Abstract

A newly-developed type of artificial muscles – Super-Coiled Polymer (SCP), comparatively offers many advantages in terms of cost, size, flexibility, fabrication, and power-to-weight ratio, potentially making SCPs a great fit for deployment in bioinspired robots. Development of bioinspired robots incorporating artificial muscles, increasingly necessitates derivation of precise dynamic models for motion prediction and controller design. Nevertheless, the process of modeling the system dynamics of such sophisticatedly evolving robots becomes difficult due to their continuum dynamics and high dimensionality. To address the problems of high nonlinearity and intrinsically infinite system dimension, contemporary artificial intelligence techniques, specifically reinforcement learning algorithms, are employed to design learning-based controllers. This necessity of developing intelligent control serves as the motivation to not only mimic the biomechanisms, but also mimic the cognitive abilities of these biological life forms, which is where learning-based controllers will play a major role in such bioinspired robotic systems.
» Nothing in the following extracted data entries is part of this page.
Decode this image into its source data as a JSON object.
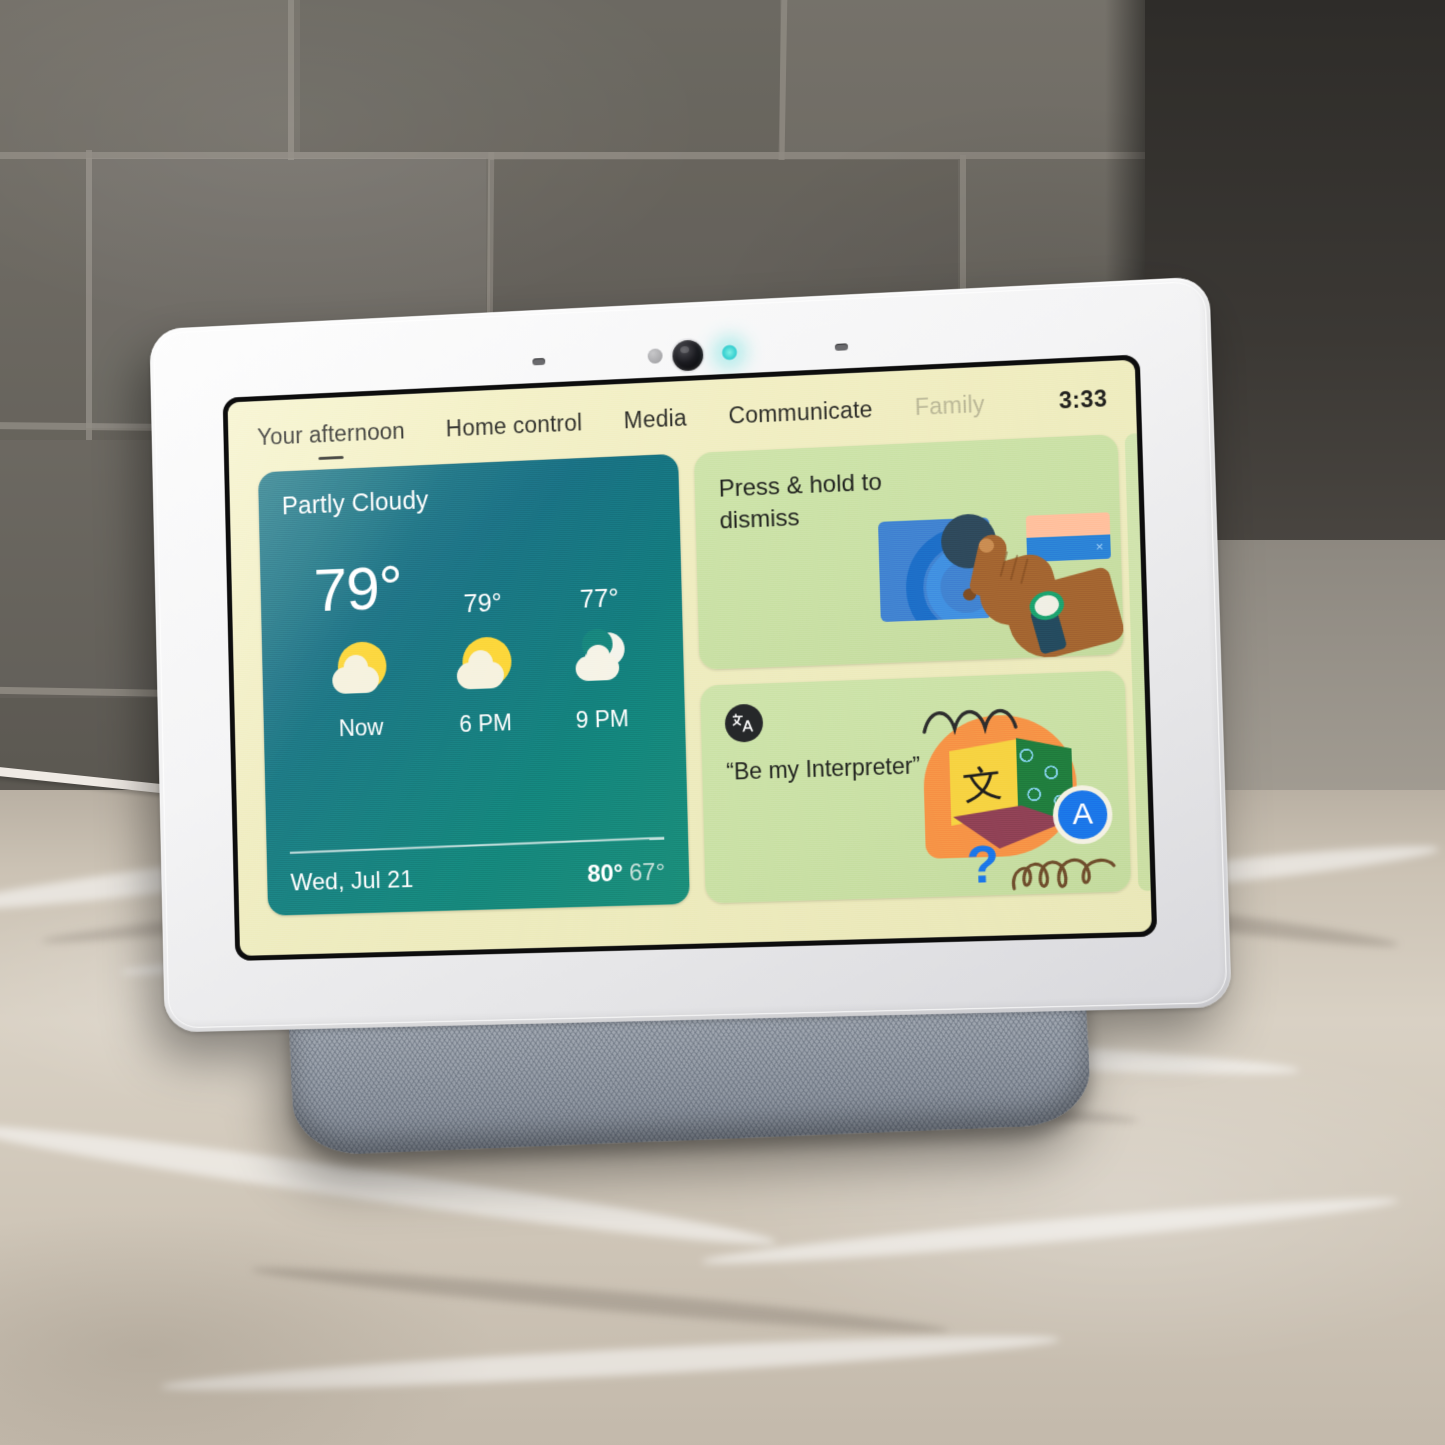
{
  "device": {
    "name": "Google Nest Hub Max",
    "bezel_sensors": [
      "mic-left",
      "ambient-light-sensor",
      "camera",
      "status-led",
      "mic-right"
    ]
  },
  "tabs": [
    {
      "label": "Your afternoon",
      "active": true,
      "dim": false
    },
    {
      "label": "Home control",
      "active": false,
      "dim": false
    },
    {
      "label": "Media",
      "active": false,
      "dim": false
    },
    {
      "label": "Communicate",
      "active": false,
      "dim": false
    },
    {
      "label": "Family",
      "active": false,
      "dim": true
    }
  ],
  "status": {
    "clock": "3:33"
  },
  "weather": {
    "condition": "Partly Cloudy",
    "current_temp": "79°",
    "forecast": [
      {
        "temp": "79°",
        "label": "Now",
        "icon": "partly-cloudy-day-icon"
      },
      {
        "temp": "79°",
        "label": "6 PM",
        "icon": "partly-cloudy-day-icon"
      },
      {
        "temp": "77°",
        "label": "9 PM",
        "icon": "partly-cloudy-night-icon"
      }
    ],
    "date": "Wed, Jul 21",
    "high": "80°",
    "low": "67°",
    "accent_start": "#17707f",
    "accent_end": "#1a8b76"
  },
  "cards": {
    "dismiss": {
      "title": "Press & hold to dismiss",
      "illustration": "hand-pressing-button-illustration",
      "bg": "#c8dfa2",
      "bar_x_label": "×"
    },
    "interpreter": {
      "badge_icon": "translate-icon",
      "quote": "“Be my Interpreter”",
      "illustration": "language-cube-speech-bubble-illustration",
      "cube_character": "文",
      "letter_badge": "A",
      "question_mark": "?",
      "bg": "#c8dfa2"
    }
  },
  "scene": {
    "wall": "gray-subway-tile",
    "counter": "beige-marble-countertop",
    "cable": "white-power-cable",
    "speaker_base": "gray-mesh-fabric-speaker"
  }
}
Our research aims at designing and developing a motivating SCP-driven bioinspired robotic eye, which aims to aid ophthalmologists, ocularists, and biomedical researchers in understanding better, the movement of the extraocular muscles of the human eye. Consequently, this could give comprehensive insights in studying the neuro-biomechanics of oculomotor disorders such as misalignment of the eyes in patients with strabismus, thus enabling diagnostic researchers to profoundly investigate the fundamental cause and effect of such disorders. Concurrently, we focus on modeling its system dynamics, and developing a robust learning-based controller to achieve various objectives such as orientation and perceptive control. Our proposed learning-based control design employs the use of deep-deterministic policy gradient (DDPG) reinforcement learning algorithm to train the agent with a linear quadratic regulator (LQR) based multi-objective reward. The effectiveness of the proposed control method was verified through simulations by performing tests of ocular foveation and smooth pursuit.